Selasa, 04 Mei 2021

 

  

Cerdas Menyikapi Hoax Erupsi Gunung Agung

Oleh

Ni Ketut Tira Medani



Foto: Phinemo.com
Hoax memang sangat menyebalkan dan tidak pandang bulu. Sekali saja ada berita bohong tersebar secara viral, bisa menyebabkan kerusakan yang sangat parah. Setiap ada peristiwa terbaru, medsos pun langsung dijejali oleh foto-foto dan video hoax. Tidak terkecuali sekarang, saat Gunung Agung naik status ke level 'awas' dan berita evakuasi pun mulai meluas. Secara bersamaan pula foto, video, serta tautan mulai dibumbui dengan  kebohongan yang  berusaha merebut perhatian lewat berbagai media sosial. Dengan diserangnya hoax ini masyarakat Karangasem menjadi sangat panik.

Beredarnya berita hoax yang kini marak di media sosial memicu keresahan serta kepanikan masyarakat Bali, khususnya bagi para penduduk yang berada di radius 9-12 km dari puncak Gunung  Agung atau dikenal dengan zona berbahaya. Zona berbahaya yang termasuk itu ada 27 desa dari 78 desa di Karangasem. Mereka tentu merasa panik hingga  belum sempat membereskan barang-barang yang akan mereka bawa dan pasti ada yang ketinggalan.

Belum lama ini, dunia maya dihebohkan dengan sebuah video yang diunggah di youtube yang mengabarkan “Gunung Agung meletus dahsyat beberapa saat lalu”. Video itu menayangkan  seolah-olah Gunung Agung sudah meletus. Dalam video tersebut diperlihatkan Gunung Agung telah mengeluarkan lava pijar dan menyemburkan awan panas. Padahal video tersebut bukan video Gunung Agung, namun video Gunung Sinabung yang meletus.  

Orang-orang  cenderung lebih percaya dengan informasi yang beredar di medsos, terlebih lagi jika pengirim pesan itu adalah orang dekat. Hal ini yang kemudian dimanfaatkan penebar hoax untuk menebar kepanikan. Hoax  tadi merembet ke berbagai format media sosial dan memicu kegaduhan yang tidak perlu.

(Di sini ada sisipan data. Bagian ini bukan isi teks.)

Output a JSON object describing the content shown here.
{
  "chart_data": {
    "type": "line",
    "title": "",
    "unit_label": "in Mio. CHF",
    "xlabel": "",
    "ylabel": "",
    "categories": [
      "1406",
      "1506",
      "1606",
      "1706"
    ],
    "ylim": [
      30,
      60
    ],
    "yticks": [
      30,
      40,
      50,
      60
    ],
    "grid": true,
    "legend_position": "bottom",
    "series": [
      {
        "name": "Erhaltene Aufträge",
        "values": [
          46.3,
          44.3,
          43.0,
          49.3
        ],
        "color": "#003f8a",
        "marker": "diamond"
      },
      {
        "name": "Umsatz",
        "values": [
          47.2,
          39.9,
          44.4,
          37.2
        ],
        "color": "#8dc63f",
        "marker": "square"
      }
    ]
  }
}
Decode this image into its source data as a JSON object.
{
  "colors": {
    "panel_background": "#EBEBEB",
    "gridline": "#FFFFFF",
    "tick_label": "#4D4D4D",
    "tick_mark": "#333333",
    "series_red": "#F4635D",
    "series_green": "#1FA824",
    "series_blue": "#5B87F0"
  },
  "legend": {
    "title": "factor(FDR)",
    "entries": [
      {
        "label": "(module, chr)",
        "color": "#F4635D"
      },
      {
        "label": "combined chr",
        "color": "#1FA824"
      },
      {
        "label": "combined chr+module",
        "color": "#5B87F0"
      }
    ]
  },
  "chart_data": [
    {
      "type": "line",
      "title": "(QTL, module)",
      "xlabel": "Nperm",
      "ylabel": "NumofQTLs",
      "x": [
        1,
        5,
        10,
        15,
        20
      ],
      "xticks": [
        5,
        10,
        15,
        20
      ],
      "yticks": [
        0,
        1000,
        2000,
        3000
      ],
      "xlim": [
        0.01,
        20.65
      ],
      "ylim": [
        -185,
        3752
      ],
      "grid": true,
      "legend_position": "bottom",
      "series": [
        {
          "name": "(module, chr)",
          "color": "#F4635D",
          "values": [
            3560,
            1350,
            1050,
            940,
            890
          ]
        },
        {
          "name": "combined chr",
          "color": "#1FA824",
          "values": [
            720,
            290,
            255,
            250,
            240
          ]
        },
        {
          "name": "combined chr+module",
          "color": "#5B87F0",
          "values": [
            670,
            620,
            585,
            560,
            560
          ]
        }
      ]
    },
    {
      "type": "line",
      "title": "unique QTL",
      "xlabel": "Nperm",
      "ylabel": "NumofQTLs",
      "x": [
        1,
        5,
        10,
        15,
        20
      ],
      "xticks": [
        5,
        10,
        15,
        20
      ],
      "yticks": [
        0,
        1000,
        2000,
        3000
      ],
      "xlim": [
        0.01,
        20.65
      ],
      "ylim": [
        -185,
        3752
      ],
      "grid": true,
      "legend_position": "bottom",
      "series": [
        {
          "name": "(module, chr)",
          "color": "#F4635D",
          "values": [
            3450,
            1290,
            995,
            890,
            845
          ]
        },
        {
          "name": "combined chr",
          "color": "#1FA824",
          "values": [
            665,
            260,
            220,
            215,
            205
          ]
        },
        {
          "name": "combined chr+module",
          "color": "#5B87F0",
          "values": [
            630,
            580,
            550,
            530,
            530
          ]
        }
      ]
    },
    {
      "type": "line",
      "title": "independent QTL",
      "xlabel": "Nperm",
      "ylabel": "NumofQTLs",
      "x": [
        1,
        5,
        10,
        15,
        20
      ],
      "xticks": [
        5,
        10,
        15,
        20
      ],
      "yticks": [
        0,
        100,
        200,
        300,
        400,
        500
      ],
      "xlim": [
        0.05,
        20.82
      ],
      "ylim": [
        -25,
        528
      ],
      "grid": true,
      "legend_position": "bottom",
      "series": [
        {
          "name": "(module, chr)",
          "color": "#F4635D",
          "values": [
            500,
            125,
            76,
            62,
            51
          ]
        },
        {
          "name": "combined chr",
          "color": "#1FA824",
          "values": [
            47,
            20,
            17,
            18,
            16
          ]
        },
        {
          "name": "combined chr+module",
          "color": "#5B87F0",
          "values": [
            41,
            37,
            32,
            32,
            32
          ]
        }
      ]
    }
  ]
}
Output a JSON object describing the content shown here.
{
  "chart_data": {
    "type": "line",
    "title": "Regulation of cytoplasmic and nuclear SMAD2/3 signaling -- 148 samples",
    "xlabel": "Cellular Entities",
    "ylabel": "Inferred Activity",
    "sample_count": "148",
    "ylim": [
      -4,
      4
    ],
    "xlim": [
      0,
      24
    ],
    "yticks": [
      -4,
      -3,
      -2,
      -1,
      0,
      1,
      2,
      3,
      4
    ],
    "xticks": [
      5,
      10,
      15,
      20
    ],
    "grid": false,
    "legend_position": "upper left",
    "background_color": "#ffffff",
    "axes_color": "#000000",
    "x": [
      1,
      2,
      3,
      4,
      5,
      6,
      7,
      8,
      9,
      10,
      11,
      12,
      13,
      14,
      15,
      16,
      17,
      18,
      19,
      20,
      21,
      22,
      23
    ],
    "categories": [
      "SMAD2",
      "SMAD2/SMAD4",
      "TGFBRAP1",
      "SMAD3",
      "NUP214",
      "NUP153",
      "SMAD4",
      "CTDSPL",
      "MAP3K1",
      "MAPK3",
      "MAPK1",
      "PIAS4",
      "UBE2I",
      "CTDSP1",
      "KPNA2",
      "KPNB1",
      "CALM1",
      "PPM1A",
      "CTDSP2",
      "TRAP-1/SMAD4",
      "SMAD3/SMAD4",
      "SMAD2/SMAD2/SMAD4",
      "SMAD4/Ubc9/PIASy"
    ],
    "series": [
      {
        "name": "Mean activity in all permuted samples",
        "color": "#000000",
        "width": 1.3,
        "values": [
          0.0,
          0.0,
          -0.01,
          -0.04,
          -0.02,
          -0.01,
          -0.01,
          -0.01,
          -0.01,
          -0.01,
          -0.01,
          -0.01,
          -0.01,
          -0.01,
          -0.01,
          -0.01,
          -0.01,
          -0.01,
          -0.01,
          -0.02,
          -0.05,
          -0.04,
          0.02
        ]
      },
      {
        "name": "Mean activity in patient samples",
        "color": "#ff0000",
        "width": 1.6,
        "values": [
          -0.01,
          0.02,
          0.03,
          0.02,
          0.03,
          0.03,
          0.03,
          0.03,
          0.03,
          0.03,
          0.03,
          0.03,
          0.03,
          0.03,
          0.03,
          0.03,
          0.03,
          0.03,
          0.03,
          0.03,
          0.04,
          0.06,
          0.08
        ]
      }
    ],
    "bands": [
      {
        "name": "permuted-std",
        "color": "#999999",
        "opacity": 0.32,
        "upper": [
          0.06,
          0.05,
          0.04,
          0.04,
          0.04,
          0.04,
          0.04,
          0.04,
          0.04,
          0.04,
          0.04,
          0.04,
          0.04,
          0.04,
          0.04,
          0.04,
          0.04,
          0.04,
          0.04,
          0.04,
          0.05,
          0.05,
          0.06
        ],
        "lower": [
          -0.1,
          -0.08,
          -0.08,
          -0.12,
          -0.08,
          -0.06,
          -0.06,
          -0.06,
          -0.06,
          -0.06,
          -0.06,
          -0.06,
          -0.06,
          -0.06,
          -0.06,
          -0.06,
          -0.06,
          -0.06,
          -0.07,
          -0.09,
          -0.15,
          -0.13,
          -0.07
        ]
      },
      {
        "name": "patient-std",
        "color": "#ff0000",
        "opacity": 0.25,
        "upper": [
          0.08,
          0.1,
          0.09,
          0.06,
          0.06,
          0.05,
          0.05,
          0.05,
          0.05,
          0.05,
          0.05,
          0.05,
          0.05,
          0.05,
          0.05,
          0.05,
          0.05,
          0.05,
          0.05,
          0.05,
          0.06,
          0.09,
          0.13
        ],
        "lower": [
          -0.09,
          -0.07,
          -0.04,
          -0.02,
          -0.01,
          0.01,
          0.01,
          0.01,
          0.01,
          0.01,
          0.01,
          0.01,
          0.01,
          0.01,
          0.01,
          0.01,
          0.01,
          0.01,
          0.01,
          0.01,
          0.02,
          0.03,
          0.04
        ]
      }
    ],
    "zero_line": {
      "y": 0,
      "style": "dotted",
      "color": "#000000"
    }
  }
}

Akibatnya, di malam yang sama Kepala Pusat Vulkanologi dan Mitigasi Bencana Geologi (PVMBG), Kasbani mengeluarkan keterangan untuk menegaskan bahwa kabar yang beredar  tidak dapat dipastikan kebenarannya.

Selain merugikan masyarakat, hoax yang mengatakan Gunung Agung  terkesan menakutkan itu juga merugikan bagi pengusaha travel agent di Bali. Mereka mengungkapkan bahwa berita tentang Gunung Agung memang terlalu dibesar-besarkan. Jika berita ini tidak segera diantasipasi, maka pariwisata di Bali dipastikan terganggu.

Sebenarnya yang ditakuti wisatawan jika suatu saat Gunung Agung benar-benar meletus, mereka tidak bisa kembali ke negaranya sesuai waktu yg diharapkan, karena penerbangan saat itu pasti akan ditutup. Tetapi tidak, karena sudah disiapkan 9 bandara untuk mengantisipasi kepulangan wisatawan jika Gunung Agung benar-benar meletus.

Oleh sebab itu, kita harus pandai menangkal berita yang tidak benar tersebut agar tidak mudah dipercaya oleh publik. Masyarakat pun diminta bijak untuk menggunakan media sosial dan saling berbagi informasi.